Employee Data Subject Access Requests: Part 1 – where are we now and what questions remain? (UK)
Just when we thought we were getting to grips with some of the stickier issues around Data Subject Access Requests (DSARs), then along comes the EU General Data Protection Regulation (GDPR) and numerous new ambiguities over how its DSAR provisions might work in practice. We are waiting for the ICO’s guidance and update on its Code of Practice which will hopefully provide a bit of clarity but until then, in this five part blog series, we will offer our own views on the relevant practical concerns for employers facing DSARs.
As recently as 2017, a number of landmark legal rulings were issued that offered a degree of clarity on some of the thornier issues around DSARs in the employment context.
In Ittihadieh v Cheyne Gardens RTM Company Ltd, the Court of Appeal confirmed that a collateral purpose does not defeat a DSAR. Since that judgment, any argument that a data controller could refuse to comply with a DSAR on the basis that it had been made, for example, as a fishing expedition, a nuisance tactic in negotiations or to obtain early litigation disclosure, would be futile.
Likewise, Dawson-Damer v Taylor Wessing LLP and Ittihadieh addressed uncertainty over the issue of proportionality, i.e. could a data controller refuse to carry out a search or limit a search on the basis that to do otherwise would require disproportionate effort? Those cases confirmed that while the principle of proportionality could not justify a blanket refusal to comply with a DSAR, it could limit the scope of the efforts that a data controller must take in response.
So the fog around the rules of engagement around DSARs was beginning to lift by the end of 2017, with clarity emerging on those issues courtesy of the Courts and also a newly updated Code of Practice issued by the ICO in June of that year.
And then, on 25 May 2018, the red mists descended again when the EU GDPR became enforceable and, with it, a new DSAR regime.
On the one hand, the DSAR provisions of the GDPR (and the Data Protection Act 2018) are broadly similar to the rights provided under the old Data Protection Act 1998. There are, however, some notable differences, including:
- The list of transparency information that the data subject can request is expanded under the GDPR and includes: (i) the retention period for the personal data processed; (ii) information on any automated decision-making or profiling, plus if relevant, the logic involved and the consequences of such processing for the individual; and (iii) the existence of the rights to rectify or delete his personal data or to restrict or object to the processing of it.
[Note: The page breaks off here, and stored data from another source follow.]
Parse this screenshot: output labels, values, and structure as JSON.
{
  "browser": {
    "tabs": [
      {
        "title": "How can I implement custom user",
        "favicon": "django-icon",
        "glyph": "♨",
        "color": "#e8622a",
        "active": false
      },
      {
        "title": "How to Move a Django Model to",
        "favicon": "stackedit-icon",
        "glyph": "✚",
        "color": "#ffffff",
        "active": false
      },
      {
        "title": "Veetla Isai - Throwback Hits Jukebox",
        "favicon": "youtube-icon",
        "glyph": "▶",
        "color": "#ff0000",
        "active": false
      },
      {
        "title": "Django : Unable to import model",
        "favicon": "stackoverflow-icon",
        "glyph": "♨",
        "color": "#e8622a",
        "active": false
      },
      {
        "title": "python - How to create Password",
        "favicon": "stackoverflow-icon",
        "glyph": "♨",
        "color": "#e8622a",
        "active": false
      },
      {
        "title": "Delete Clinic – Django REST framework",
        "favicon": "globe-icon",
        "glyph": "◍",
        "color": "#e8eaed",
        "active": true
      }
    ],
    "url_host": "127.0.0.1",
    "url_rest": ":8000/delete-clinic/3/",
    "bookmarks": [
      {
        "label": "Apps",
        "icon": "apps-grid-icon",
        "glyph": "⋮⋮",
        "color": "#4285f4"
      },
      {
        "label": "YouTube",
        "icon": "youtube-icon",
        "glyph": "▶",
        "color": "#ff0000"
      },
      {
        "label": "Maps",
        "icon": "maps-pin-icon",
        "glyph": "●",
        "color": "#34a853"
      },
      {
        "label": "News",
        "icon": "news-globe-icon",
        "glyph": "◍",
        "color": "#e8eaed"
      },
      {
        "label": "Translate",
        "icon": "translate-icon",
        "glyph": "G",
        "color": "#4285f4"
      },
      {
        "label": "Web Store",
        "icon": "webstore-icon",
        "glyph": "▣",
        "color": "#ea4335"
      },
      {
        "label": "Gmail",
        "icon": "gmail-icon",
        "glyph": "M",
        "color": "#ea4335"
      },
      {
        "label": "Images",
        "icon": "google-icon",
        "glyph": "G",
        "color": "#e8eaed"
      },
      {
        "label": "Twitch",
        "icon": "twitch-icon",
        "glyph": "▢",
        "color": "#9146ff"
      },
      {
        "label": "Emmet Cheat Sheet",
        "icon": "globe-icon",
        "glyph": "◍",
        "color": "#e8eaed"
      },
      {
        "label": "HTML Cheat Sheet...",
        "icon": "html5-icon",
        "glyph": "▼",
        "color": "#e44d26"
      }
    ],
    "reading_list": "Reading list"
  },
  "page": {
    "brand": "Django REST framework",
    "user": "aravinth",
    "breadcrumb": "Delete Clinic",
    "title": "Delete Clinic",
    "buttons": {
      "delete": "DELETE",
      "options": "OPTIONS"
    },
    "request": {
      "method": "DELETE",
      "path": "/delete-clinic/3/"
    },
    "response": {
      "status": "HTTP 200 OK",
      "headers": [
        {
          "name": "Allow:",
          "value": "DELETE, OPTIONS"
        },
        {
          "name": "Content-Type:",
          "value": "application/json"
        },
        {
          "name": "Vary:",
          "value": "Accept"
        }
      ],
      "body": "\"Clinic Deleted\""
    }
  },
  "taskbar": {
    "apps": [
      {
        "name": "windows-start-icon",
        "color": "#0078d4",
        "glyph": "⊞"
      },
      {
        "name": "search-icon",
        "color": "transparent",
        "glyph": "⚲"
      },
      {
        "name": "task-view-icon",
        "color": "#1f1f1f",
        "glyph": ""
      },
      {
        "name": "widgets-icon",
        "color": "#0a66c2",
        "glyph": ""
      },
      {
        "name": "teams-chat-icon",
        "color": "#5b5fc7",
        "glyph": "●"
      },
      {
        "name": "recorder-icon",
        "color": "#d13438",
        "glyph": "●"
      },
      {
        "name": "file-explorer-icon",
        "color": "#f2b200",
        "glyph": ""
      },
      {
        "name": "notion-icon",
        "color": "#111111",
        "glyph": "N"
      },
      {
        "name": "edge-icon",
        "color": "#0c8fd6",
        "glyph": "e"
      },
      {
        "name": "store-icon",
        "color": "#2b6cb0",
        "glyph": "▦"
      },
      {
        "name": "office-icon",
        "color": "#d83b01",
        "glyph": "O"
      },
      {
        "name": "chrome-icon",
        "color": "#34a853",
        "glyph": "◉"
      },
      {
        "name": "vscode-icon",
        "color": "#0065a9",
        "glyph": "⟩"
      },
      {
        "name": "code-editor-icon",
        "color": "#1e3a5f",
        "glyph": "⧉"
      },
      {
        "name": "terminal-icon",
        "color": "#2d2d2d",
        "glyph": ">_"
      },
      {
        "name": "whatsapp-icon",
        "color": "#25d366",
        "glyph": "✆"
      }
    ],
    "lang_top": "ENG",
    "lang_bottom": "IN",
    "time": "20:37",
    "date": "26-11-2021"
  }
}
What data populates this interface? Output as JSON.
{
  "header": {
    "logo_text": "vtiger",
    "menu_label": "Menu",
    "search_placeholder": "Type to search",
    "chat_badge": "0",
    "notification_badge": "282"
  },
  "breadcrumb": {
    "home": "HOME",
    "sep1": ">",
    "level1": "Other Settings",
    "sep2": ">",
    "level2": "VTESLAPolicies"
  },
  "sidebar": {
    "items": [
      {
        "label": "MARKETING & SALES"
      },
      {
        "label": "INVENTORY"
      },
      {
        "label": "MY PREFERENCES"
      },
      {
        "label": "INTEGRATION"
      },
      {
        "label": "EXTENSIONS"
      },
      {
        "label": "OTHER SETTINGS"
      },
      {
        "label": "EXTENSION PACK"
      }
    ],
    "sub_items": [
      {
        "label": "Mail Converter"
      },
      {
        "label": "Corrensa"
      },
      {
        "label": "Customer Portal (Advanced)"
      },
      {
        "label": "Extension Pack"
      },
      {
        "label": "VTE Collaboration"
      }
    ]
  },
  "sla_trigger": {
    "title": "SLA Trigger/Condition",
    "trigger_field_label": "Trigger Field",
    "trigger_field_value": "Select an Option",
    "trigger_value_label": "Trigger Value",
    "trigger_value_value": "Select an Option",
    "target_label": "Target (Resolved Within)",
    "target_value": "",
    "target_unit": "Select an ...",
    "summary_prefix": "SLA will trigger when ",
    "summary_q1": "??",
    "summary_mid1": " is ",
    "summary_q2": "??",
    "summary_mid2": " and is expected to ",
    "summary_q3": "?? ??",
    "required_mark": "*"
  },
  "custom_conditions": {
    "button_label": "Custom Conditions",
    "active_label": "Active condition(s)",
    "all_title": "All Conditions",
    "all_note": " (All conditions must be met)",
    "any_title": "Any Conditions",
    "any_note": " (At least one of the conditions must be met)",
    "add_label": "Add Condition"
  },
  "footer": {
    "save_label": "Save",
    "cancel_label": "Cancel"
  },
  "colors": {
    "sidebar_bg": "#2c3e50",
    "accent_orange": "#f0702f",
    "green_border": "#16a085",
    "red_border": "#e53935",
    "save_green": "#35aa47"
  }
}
- Under the DPA98, employers had 40 days to provide the information requested. Under the GDPR, the deadline for a response has been shortened to: “without undue delay and in any event within one month of receipt of the request”. However, this deadline is potentially extendable by up to a further two months (so three months in total), if necessary, taking into account the complexity and number of the requests.
- Under the DPA98, employers were able to charge a fee of up to £10 to provide information under a DSAR. Under the GDPR, this has been scrapped and the information must be provided free of charge. However, when a request is “manifestly unfounded or excessive”, employers can charge a reasonable fee or refuse to act on the request altogether.
- The right to access under the GDPR expressly requires that the rights and freedoms of others should be considered so that they are not “adversely affected”. The examples given in the GDPR recitals mention trade secrets or IP. However, these rights should not be used as the basis for a refusal to provide all information to the employee, merely that information which would prejudice the trade secrets, etc.
All very easy to say at a distance. Closer to, however, many questions exist around the interpretation of the new rules and how they will work in practice. For example,
- What will constitute a “complex” DSAR, entitling the data controller to rely on the two month extension? See Part 2 of our blog series .
- What steps can a data controller take to limit the scope of its search when the IT search throws up tens or hundreds of thousands of documents for review? This question is key, bearing in mind both the shortened time-span for the response and the disappearance of the “proportionality” wording included in the DPA 98 from the GDPR and the Data Protection Act 2018.
- To what extent is the one month response period put on hold in circumstances where you are awaiting necessary further information from the individual regarding their request?
- What would be deemed a “manifestly unfounded or excessive” request, justifying a data controller’s refusal to comply or the imposition of a reasonable fee. Is there any limit on what counts as a “reasonable fee” (bearing in mind that the old £10 fee didn’t even buy the coffees of the staff charged with reviewing the documents)? Where is the line between when you can charge that fee and when you can refuse to respond to the DSAR at all?
- Given that the GDPR expressly requires that the rights and freedoms of others should not be ‘adversely affected’, how should we deal with ‘mixed data’ cases, i.e. when a third party’s personal data is intertwined with that of the requester? Will the prohibition on adverse impact be absolute, or merely something to be weighed in the balance with the needs and rights of the DSAR-maker? Who decides?
Nearly five months after the GDPR became enforceable, we still await official European and domestic guidance on the new DSAR regime (including an updated Code of Practice) that may shed some light on these and other murky points.
What should you do now?
In the meantime, it is wise to seek specialist help should you be contending with an employee DSAR or preparing yourself for one.